6.2 Intercept-Only Model
For our first example, we focus on verbal ability at Grade 2 as an outcome (verb2 in the data frame wiscsub). Examining the distribution for ‘verb2’.
## vars n mean sd median trimmed mad min max range skew kurtosis se
## X1 1 204 25.42 6.11 25.98 25.4 6.57 5.95 39.85 33.9 -0.06 -0.34 0.43
ggplot(data=wiscsub, aes(x=verb2)) +
geom_histogram(binwidth=2.5, fill="white", color="black", boundary=0) +
xlab("Verbal Ability Grade 2") + ylab("Count") +
xlim(0,50) +
theme_classic()
6.2.1 Intercept-Only Equation
The simplest model is an intercept only model. In this case, we would fit the model
\[ verb_{2i} = b_0 + \epsilon_{i}\]
Written out explicitly with the “silent” 1 in it, we get
\[ verb_{2i} = b_01_i + \epsilon_{i}\]
This is helpful for explicit translation into the R code, specifically the formula within the lm() function.
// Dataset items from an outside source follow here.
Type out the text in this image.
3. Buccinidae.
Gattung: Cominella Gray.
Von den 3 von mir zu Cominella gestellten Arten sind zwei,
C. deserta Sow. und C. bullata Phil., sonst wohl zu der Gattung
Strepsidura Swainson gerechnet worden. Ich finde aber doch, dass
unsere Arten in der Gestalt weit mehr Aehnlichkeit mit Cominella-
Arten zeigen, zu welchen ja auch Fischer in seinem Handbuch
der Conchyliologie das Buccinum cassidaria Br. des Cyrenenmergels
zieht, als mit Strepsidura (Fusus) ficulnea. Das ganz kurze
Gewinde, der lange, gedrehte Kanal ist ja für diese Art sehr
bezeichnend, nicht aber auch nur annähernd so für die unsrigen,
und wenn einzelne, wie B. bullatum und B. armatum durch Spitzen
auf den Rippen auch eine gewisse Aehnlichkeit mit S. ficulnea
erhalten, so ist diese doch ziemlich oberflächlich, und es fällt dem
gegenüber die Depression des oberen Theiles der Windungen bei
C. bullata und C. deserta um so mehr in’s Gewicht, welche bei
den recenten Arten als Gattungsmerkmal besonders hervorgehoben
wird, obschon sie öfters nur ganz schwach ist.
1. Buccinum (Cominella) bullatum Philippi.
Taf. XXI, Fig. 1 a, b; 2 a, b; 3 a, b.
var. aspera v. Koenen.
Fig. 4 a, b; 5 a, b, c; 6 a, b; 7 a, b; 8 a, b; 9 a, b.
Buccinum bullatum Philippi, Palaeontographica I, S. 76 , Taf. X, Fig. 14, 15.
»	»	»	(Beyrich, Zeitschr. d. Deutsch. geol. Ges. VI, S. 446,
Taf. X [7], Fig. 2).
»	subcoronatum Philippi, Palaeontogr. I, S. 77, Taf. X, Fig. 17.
6.2.2 Intercept-Only Model in R
We fit the model using the following code. Note that the code has the ‘1’ predictor variable stated explicitly.
##
## Call:
## lm(formula = verb2 ~ 1, data = wiscsub, na.action = na.exclude)
##
## Residuals:
## Min 1Q Median 3Q Max
## -19.4653 -4.6403 0.5647 4.2822 14.4347
##
## Coefficients:
## Estimate Std. Error t value Pr(>|t|)
## (Intercept) 25.4153 0.4275 59.45 <2e-16 ***
## ---
## Signif. codes: 0 '***' 0.001 '**' 0.01 '*' 0.05 '.' 0.1 ' ' 1
##
## Residual standard error: 6.106 on 203 degrees of freedom
Note that we used na.exclude instead of na.omit (default); practically speaking na.omit deletes missing data entries while na.exclude just excludes from the analysis.Therefore with na.exclude, in the residuals and fitted values, NA will show up where there were missing values.
The output indicates that \(b_0\) = 25.4153, and its standard error = 0.4275.
The intercept reflects the expected value of the outcome variable when all of the predictor variables (i.e. \(\left\{ x_{1i}, ..., x_{qi}\right\}\)) = 0.
So, in the absence of any additional information other than the descriptive statistics of \(verb_{2i}\), what is our best guess for a person’s \(verb_{2i}\) score?
It is the mean of \(verb_{2i}\). The regression above confirms this notion; regressing the outcome on a vector of 1s allows us to ‘recover’ the mean.
6.2.3 Intercept as Mean of Outcome
Notice we can confirm this finding using matrix algebra, as well.
\[ \mathbb{E}(verb_{2i}) = \mathbb{E}(b_01_i + \epsilon_{i}) \]
From the properties of expectation, we have \(\mathbb{E}(X+Y)=\mathbb{E}(X) + \mathbb{E}(Y)\).
\[ \mathbb{E}(verb_{2i}) = \mathbb{E}(b_01_i) + \mathbb{E}(\epsilon_{i}) \]
Another property of expectation relates to taking the expectation of a constant, \(\mathbb{E}(c)=c\), thus \(\mathbb{E}(b_01_i)=b_0\), implying
\[ \mathbb{E}(verb_{2i}) = b_01_i + \mathbb{E}(\epsilon_{i}). \] Remembering Assumption 1, \(\mathbb{E}(\epsilon_{i})=0\), we have
\[ \mathbb{E}(verb_{2i}) = b_0 \] We can confirm this by looking at Verbal Scores at Wave 2.
## [1] 25.41534
6.2.4 Intercept-Only Model \(R^2\)
Yes - we recovered the mean, but we did not attempt to explain any of the variance. Let’s take a look at the variance explained for Model 1.
## [1] 0
It thus makes sense that we get 0 as the R-square. From the properties of variance, we know that \(\mathbb{V}(c)=0\). There is no variability due to the regression model because there are no predictors, only a constant.